Berlin is playing extra time. Initially scheduled for February 14, the lifting of health restrictions will only take place on March 7, announced German Chancellor Angela Merkel on Wednesday February 10, despite encouraging epidemiological results.
→ READ. In Germany, containment in stages and curves that are reversing
Germany today records between 6,000 and 7,000 cases per day against 24,000 in mid-December, or 68 cases per 100,000 inhabitants against 164 two months earlier. The incidence rate should however not exceed 35 cases per 100,000 inhabitants over seven consecutive days for the various counties to lift restrictions on shops, galleries and museums, the government warned. Initially, this threshold was 50 per 100,000 inhabitants.
The unknown of variants
Since December 15, the Germans have been living in slow motion. Non-food businesses, restaurants, cafes, museums, sports facilities and schools always keep the door closed. The arrival of the British and South African variants has changed the situation. “We have this great uncertainty about the mutation. We must be very clear: it will take over (…) if we do not obtain better traceability, it can happen very quickly that we again have exponential growth ” the number of cases, Angela Merkel worried Wednesday.
The next day, Germany announced the closure of its borders with the Czech Republic and the Austrian region of Tyrol (largest home of the South African variant in Europe) for Sunday evening.

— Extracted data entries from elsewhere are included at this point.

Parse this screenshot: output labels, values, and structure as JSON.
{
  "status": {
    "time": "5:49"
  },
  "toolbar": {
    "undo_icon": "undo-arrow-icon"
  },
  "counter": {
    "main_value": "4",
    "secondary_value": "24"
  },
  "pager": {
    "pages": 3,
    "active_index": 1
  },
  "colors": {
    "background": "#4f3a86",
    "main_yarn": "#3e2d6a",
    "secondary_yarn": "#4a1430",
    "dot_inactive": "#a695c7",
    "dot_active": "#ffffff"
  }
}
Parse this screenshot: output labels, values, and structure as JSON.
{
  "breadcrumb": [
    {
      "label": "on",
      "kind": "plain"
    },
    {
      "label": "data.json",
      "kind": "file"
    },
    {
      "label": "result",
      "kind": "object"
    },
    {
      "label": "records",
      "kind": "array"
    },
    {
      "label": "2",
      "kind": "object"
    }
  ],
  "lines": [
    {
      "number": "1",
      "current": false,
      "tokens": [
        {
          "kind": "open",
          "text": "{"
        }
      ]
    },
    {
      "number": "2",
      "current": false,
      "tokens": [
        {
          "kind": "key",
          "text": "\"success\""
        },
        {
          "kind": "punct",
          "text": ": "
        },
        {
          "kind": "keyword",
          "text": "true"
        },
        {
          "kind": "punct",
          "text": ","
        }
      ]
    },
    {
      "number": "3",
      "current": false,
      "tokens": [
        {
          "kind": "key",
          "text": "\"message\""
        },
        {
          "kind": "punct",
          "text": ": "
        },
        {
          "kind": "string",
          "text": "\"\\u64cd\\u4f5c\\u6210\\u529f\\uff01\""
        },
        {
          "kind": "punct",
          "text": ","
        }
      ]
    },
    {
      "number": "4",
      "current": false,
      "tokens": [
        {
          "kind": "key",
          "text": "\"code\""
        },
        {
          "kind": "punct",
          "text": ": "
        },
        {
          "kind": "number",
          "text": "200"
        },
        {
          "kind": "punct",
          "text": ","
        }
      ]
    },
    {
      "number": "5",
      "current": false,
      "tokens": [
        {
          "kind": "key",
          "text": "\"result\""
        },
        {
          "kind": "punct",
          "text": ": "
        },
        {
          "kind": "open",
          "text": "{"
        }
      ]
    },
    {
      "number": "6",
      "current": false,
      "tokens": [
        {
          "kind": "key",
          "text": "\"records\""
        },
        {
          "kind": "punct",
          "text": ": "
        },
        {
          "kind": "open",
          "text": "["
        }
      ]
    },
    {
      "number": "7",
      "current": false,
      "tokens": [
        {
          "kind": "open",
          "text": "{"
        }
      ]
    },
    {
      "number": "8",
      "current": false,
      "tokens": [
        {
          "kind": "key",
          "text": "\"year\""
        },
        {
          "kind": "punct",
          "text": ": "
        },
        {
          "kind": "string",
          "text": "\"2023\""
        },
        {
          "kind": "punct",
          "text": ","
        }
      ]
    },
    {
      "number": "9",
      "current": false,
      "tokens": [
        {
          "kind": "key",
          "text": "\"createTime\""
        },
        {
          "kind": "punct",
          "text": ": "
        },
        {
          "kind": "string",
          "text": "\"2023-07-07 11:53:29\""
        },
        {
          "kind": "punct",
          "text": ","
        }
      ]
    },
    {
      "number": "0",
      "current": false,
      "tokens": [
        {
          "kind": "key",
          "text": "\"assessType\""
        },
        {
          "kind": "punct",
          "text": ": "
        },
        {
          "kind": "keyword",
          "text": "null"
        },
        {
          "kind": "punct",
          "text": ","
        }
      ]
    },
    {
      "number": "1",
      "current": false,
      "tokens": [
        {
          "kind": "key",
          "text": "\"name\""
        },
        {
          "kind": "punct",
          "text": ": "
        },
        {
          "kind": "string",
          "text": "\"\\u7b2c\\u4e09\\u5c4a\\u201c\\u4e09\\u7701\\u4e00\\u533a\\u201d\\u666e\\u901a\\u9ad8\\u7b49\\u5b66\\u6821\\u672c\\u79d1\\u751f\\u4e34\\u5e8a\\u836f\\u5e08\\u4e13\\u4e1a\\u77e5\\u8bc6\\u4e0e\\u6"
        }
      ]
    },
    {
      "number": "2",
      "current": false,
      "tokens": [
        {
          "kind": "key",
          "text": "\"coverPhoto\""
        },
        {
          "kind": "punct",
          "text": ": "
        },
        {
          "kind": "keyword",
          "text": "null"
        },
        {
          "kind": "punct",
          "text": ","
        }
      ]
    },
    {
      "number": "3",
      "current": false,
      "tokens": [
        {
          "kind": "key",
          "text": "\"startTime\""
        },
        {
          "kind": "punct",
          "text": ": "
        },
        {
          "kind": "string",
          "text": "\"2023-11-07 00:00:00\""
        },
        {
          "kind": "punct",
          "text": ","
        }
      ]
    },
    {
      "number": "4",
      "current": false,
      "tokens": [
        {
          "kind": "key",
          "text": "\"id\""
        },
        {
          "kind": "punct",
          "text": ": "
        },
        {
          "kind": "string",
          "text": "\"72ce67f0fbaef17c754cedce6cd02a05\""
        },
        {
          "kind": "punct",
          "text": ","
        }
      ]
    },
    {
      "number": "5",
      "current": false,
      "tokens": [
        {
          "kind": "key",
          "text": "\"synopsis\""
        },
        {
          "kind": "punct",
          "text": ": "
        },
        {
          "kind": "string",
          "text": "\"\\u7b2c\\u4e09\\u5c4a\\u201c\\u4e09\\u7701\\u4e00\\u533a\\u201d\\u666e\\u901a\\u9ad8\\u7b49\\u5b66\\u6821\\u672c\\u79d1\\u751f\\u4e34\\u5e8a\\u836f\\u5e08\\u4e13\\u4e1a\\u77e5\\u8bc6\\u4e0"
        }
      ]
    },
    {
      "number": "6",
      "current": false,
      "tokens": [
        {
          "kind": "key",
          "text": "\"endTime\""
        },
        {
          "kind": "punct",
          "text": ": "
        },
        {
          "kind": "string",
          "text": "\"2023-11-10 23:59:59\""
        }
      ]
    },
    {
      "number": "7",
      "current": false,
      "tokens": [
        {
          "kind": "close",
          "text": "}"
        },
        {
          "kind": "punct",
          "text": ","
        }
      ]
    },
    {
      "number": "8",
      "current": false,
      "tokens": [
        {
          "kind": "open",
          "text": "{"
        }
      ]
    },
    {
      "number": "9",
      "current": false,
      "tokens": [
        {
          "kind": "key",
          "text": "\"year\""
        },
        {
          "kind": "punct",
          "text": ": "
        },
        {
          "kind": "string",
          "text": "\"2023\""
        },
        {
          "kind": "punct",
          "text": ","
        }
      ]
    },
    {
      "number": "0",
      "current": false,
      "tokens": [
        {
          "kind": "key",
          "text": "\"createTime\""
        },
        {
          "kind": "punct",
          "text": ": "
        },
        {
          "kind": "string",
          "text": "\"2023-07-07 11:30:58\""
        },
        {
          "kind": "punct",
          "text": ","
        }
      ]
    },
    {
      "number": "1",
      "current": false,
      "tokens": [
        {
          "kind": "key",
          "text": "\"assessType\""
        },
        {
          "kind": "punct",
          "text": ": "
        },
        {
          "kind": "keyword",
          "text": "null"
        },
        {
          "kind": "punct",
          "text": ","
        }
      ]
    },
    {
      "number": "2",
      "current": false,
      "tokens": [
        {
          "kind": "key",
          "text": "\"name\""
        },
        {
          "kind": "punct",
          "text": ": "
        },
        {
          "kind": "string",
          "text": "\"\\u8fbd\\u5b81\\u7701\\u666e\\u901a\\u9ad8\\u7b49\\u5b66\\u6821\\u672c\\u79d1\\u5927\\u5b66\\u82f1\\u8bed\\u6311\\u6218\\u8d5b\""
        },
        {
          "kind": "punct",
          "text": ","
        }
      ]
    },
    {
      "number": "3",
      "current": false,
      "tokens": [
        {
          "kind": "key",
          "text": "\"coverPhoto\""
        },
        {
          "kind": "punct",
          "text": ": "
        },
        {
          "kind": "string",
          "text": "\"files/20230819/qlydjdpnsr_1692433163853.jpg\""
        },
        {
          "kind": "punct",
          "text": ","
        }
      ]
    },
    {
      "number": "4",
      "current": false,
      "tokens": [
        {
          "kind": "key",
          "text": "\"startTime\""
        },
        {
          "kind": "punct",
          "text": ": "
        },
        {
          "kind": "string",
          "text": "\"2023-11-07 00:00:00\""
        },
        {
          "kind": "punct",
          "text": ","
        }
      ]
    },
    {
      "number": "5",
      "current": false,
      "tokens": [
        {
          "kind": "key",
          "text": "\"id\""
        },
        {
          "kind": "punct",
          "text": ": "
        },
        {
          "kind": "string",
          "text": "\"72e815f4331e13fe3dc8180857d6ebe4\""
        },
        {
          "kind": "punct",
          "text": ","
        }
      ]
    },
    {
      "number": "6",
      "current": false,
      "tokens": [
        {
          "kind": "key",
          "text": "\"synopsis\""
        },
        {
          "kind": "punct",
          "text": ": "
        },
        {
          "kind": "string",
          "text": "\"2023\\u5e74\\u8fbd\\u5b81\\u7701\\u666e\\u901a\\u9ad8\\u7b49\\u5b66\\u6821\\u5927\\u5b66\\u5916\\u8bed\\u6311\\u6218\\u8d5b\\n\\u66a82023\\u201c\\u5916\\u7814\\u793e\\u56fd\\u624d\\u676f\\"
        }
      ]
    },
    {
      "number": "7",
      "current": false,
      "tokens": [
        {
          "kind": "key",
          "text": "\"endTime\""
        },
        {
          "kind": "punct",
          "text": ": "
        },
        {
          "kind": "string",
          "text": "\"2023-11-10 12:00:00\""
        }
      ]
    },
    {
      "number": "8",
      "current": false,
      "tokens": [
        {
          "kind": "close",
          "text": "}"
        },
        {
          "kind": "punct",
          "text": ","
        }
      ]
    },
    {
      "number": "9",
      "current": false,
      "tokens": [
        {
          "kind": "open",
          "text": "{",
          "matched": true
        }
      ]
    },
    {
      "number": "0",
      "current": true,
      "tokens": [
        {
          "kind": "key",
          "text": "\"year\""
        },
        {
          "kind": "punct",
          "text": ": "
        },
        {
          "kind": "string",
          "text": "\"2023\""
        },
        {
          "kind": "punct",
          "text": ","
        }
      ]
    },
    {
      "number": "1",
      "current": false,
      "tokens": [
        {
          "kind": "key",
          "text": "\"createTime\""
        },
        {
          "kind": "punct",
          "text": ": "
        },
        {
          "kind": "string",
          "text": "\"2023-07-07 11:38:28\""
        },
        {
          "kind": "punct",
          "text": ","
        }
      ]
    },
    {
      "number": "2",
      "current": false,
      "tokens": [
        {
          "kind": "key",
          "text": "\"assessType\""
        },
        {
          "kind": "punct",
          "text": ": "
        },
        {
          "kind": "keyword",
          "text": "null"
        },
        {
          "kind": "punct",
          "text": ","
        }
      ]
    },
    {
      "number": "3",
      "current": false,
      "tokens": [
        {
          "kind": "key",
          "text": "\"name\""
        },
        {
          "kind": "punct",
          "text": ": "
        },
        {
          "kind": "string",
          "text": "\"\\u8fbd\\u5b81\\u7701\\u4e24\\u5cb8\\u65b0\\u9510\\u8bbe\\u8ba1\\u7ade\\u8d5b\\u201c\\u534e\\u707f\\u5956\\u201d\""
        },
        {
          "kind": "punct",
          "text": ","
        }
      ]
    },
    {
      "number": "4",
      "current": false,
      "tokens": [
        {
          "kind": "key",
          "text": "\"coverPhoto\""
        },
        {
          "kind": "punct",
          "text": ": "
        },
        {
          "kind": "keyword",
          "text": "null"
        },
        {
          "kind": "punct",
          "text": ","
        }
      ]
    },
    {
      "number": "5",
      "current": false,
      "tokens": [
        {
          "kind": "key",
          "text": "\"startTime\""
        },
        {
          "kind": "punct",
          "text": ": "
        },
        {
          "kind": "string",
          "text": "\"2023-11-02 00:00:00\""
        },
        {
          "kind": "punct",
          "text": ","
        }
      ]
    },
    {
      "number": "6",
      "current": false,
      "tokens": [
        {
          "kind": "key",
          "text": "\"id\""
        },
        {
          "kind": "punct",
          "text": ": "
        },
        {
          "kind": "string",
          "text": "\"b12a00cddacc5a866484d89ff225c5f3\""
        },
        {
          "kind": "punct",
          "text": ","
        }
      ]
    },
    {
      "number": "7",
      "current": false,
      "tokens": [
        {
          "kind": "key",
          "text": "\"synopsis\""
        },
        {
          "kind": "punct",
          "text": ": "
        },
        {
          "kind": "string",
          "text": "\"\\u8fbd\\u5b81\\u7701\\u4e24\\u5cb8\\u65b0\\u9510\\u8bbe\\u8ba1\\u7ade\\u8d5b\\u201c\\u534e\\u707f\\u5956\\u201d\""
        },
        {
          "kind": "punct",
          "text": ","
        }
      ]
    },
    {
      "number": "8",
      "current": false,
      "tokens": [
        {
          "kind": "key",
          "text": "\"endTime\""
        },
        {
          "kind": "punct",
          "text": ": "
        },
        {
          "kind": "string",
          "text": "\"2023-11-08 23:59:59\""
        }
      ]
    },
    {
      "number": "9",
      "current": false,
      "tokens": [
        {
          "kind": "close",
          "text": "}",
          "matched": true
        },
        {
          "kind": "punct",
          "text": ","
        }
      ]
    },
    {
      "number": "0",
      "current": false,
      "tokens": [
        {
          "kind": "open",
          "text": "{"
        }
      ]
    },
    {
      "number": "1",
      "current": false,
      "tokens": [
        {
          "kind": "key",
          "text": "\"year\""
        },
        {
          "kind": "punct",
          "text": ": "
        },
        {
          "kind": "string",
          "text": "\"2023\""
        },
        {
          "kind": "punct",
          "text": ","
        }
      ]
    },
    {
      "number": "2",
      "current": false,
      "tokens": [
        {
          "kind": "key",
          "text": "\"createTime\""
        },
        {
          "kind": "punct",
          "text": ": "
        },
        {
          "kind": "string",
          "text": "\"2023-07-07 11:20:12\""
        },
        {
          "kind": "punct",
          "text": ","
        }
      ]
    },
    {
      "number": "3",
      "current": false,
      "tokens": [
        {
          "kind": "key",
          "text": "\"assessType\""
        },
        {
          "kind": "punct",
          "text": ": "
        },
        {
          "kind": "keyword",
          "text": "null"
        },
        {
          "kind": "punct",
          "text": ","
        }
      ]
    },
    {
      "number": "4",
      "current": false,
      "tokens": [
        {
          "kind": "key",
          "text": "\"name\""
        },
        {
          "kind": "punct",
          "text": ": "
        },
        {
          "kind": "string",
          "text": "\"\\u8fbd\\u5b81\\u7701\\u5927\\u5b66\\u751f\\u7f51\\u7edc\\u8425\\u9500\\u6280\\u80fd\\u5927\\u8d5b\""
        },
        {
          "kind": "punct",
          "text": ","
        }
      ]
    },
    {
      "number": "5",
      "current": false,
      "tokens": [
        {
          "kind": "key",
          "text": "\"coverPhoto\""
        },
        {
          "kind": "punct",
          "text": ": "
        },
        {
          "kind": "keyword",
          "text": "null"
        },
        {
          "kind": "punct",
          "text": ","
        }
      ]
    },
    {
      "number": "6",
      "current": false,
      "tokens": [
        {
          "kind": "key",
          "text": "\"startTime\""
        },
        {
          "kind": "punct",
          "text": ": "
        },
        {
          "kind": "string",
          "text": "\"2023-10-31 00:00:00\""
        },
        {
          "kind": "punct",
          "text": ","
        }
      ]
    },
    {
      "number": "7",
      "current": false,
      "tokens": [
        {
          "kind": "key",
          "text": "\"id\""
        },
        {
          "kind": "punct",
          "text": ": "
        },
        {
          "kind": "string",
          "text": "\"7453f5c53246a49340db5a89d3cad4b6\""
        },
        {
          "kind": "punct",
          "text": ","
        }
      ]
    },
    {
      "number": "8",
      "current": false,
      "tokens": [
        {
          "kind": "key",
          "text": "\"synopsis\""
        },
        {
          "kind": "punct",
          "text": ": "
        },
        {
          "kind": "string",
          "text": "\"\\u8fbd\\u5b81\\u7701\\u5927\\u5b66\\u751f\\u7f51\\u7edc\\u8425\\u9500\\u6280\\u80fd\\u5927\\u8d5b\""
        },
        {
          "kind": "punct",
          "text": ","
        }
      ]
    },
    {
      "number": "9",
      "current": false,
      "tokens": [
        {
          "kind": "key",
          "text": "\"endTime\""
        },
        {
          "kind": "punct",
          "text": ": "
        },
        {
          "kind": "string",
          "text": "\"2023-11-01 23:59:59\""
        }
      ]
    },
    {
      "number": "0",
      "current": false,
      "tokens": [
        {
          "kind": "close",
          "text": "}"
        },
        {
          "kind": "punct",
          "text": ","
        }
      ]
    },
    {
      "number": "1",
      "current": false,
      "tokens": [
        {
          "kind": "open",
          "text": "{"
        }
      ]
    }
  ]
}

“Germany wants to regain control of the circulation of the virus and is betting that the end of the road will not be very long, that life will be able to resume in a way much closer to life before”, notes Antoine Flahault, epidemiologist and director of the Institute for Global Health at the University of Geneva. Objective: to spend the spring (almost) normally, at all costs. “It is a strategy that I defend for all of Europe”, continues the epidemiologist; “It is quite close to that which the Pacific countries have developed and which allows them to have a better health, social and economic response. “
A slight growl
But the news is starting to stir up a stir. The German vaccine campaign is slowing down like its European neighbors, due to a lack of sufficient supplies. And like its European neighbors, the patience of the Germans is dwindling after two months of semi-confinement. The acceptance rate of restrictions fell from 65% in early January to 50% in February, according to a YouGov survey released this week.
Nevertheless, “The majority accepts it”, notes Hans Stark, professor of German civilization at the Sorbonne. French student in Germany, Marie testifies: “People here really pay more attention than in France. Even young people my age don’t go to parties or go out for a walk with someone. I believe that the fact that a lot is left to the goodwill of people has a big impact: we always think about what we should do and not what we really want to do! “
Unlike in France, there is no need for certificates to exit, nor are there checks. Relatively spared during the first wave, Germany suffered the full force of the second, reaching, at its peak in January, nearly 800 daily deaths. “The proportion of people over 65 is higher in Germany than in France. There are more people to protect and therefore the Germans are for strict measures ”, concludes Hans Stark.